TOLSTA CHAOLAIS & LITTLE BERNERA FROM THE CROFT
Before I came to live in the Outer Hebrides three years ago, all my belongings were packed into cardboard boxes and there they've remained ever since. Now that the house renovation is more or less finished, I've started to unpack the boxes, many of which contain books. Having built some bookcases recently with the help of a visiting friend, there is now somewhere to put them. I was a bit anxious that the books would have been damaged by damp and cold, but they are all fine. I originally packed them well in shredded paper and bubble wrap and apart from a little mustiness, they are all in good condition. It has been quite exciting to rip open boxes to find favourite old books, like long lost friends.
The island is much quieter now that the tourists have gone and we're all battening down the hatches for the Winter. The sheep have been taken off the croft for a few weeks, to be put to the ram and the weather is deteriorating rapidly. As I write this, It's snowing heavily, unusual for here and I haven't seen a car for a couple of hours. The hills of Uig and Harris, seen through the kitchen window, look lovely, with a covering of snow on the tops.
I've started to feed the birds regularly again and a pair of chaffinches are competing with the rock doves at the bird table just now. Bird sightings of the month for me have been a Sea Eagle perched on a fence post at the side of the road in North Uist two weeks ago and about 20 waxwings feeding off berries on the Rowan tree outside of my window at work a couple of days ago.
The recession has started to affect the island with potentially serious consequences. The salmon processing factory in Stornoway is closing down with the loss of 130 jobs. With magnificent timing, the owners, a multi national company, have decided that the gates will close after Christmas. In addition to those redundancies, there are also likely to be jobs lost at the local hauliers who transport the fish and at a company who produce the boxes that the salmon is packed in. To make matters worse, Woolworths, a long established store in Stornoway, are in financial trouble and will probably close down in January with the loss of further jobs. On a small island like this, those jobs can't be replaced quickly or easily.
Figures provided by the Halifax this week show that the Outer Hebrides has the second lowest house prices in the UK. It's also regarded as one of the most agreeable and beautiful places in Britain to live, with good schools, clean air and a generally low crime rate. Before there is a general stampede for the ferry, fuel, groceries and household items are expensive and there is a serious shortage of public housing. Unemployment is rising and the weather can be quite bracing.
The cheapest place to buy a house, according to the Halifax, is said to be Pendle in Lancashire. I rather like Pendle, so perhaps it's there next.
I'm off to Inverness next weekend for a pre Christmas shopping trip. There are still a number of items I need to complete the renovation, which I can't get here, so a visit to B&Q and Homebase is called for.
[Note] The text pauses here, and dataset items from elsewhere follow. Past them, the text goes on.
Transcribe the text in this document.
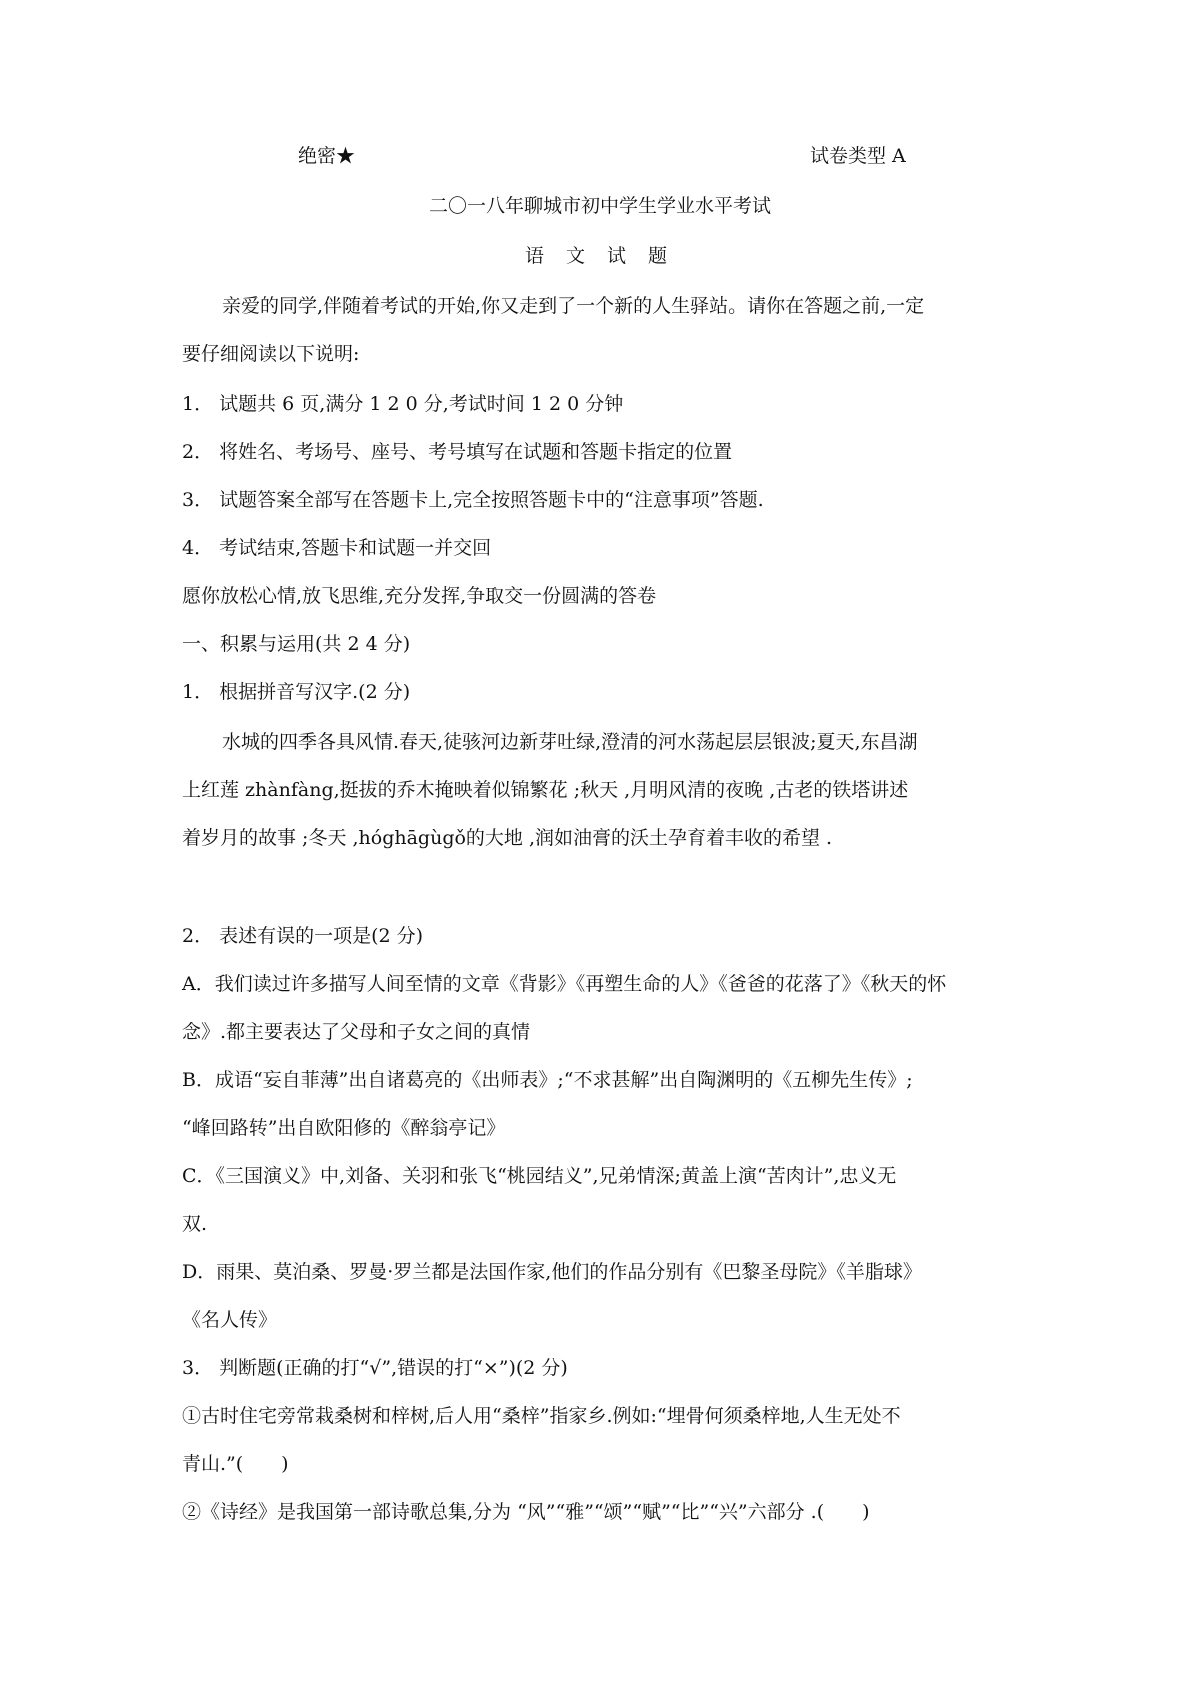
绝密★	试卷类型 A
二〇一八年聊城市初中学生学业水平考试
语 文 试 题
亲爱的同学,伴随着考试的开始,你又走到了一个新的人生驿站。请你在答题之前,一定
要仔细阅读以下说明:
1． 试题共 6 页,满分 1 2 0 分,考试时间 1 2 0 分钟
2． 将姓名、考场号、座号、考号填写在试题和答题卡指定的位置
3． 试题答案全部写在答题卡上,完全按照答题卡中的“注意事项”答题.
4． 考试结束,答题卡和试题一并交回
愿你放松心情,放飞思维,充分发挥,争取交一份圆满的答卷
一、积累与运用(共 2 4 分)
1． 根据拼音写汉字.(2 分)
水城的四季各具风情.春天,徒骇河边新芽吐绿,澄清的河水荡起层层银波;夏天,东昌湖
上红莲 zhànfàng,挺拔的乔木掩映着似锦繁花 ;秋天 ,月明风清的夜晚 ,古老的铁塔讲述
着岁月的故事 ;冬天 ,hóghāgùgǒ的大地 ,润如油膏的沃土孕育着丰收的希望 .
2． 表述有误的一项是(2 分)
A．我们读过许多描写人间至情的文章《背影》《再塑生命的人》《爸爸的花落了》《秋天的怀
念》.都主要表达了父母和子女之间的真情
B．成语“妄自菲薄”出自诸葛亮的《出师表》;“不求甚解”出自陶渊明的《五柳先生传》;
“峰回路转”出自欧阳修的《醉翁亭记》
C．《三国演义》中,刘备、关羽和张飞“桃园结义”,兄弟情深;黄盖上演“苦肉计”,忠义无
双.
D．雨果、莫泊桑、罗曼·罗兰都是法国作家,他们的作品分别有《巴黎圣母院》《羊脂球》
《名人传》
3． 判断题(正确的打“√”,错误的打“×”)(2 分)
①古时住宅旁常栽桑树和梓树,后人用“桑梓”指家乡.例如:“埋骨何须桑梓地,人生无处不
青山.”(　　)
②《诗经》是我国第一部诗歌总集,分为 “风”“雅”“颂”“赋”“比”“兴”六部分 .(　　)
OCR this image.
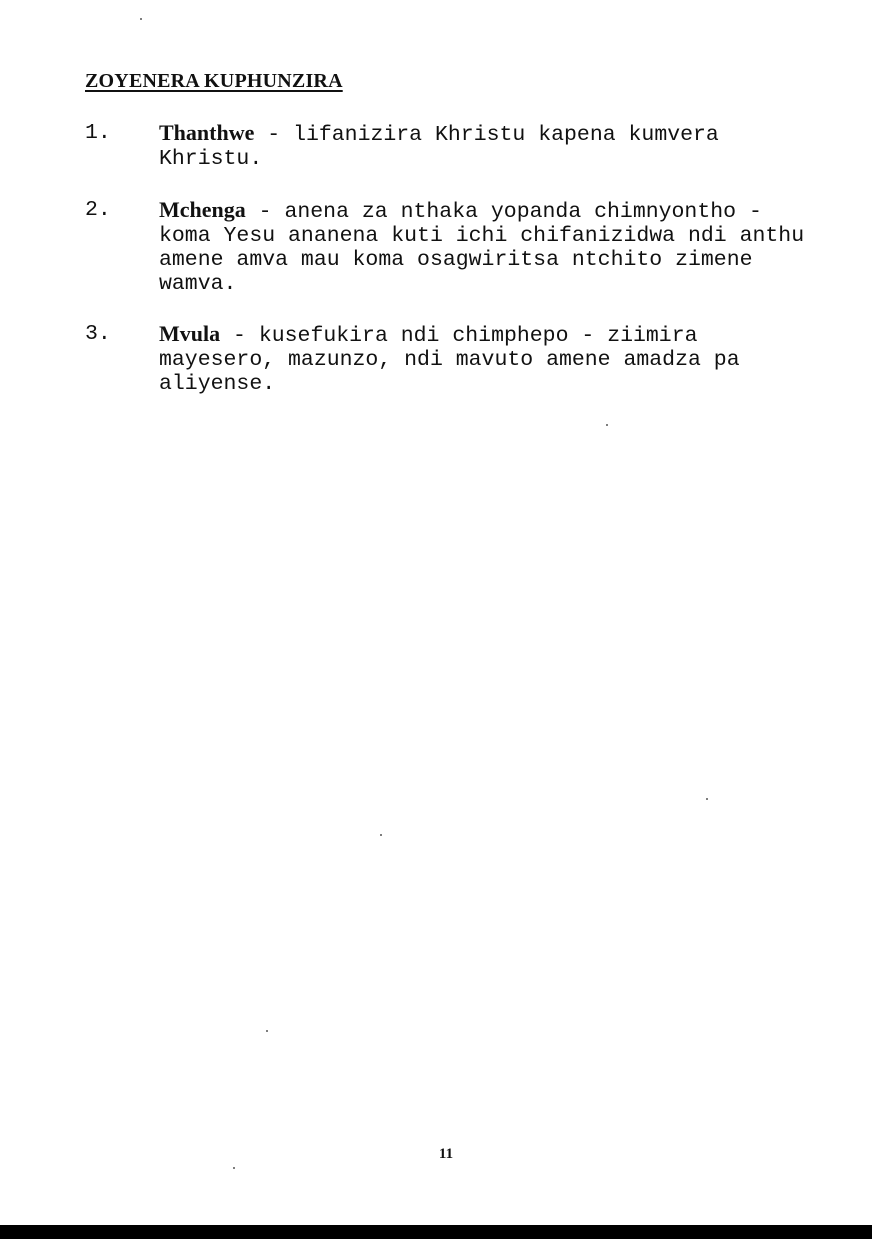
ZOYENERA KUPHUNZIRA
1. Thanthwe - lifanizira Khristu kapena kumvera Khristu.
2. Mchenga - anena za nthaka yopanda chimnyontho - koma Yesu ananena kuti ichi chifanizidwa ndi anthu amene amva mau koma osagwiritsa ntchito zimene wamva.
3. Mvula - kusefukira ndi chimphepo - ziimira mayesero, mazunzo, ndi mavuto amene amadza pa aliyense.
11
Apart from work, I haven't been away from the island for many months, so I'm really looking forward to the break. The last time I tried to get away, the plane failed to fly due to poor weather and it was a bit of a blow being stranded here when I had arranged to see family and friends. I'm planning to go on the ferry this time, so that I can bring stuff back with me in the car. At this time of the year though, when the weather is fiercely unpredictable, the sailings are cancelled regularly and the ship often remains cosy and secure in Stornoway harbour.
Now that the house is comfortable and warm, I've decided to remain on the Island this Christmas for the first time since I moved to live here. My sister and brother in law, who live in the South of England, are flying here on 23 December, so we all have our fingers crossed that the weather will be mild and the planes will fly.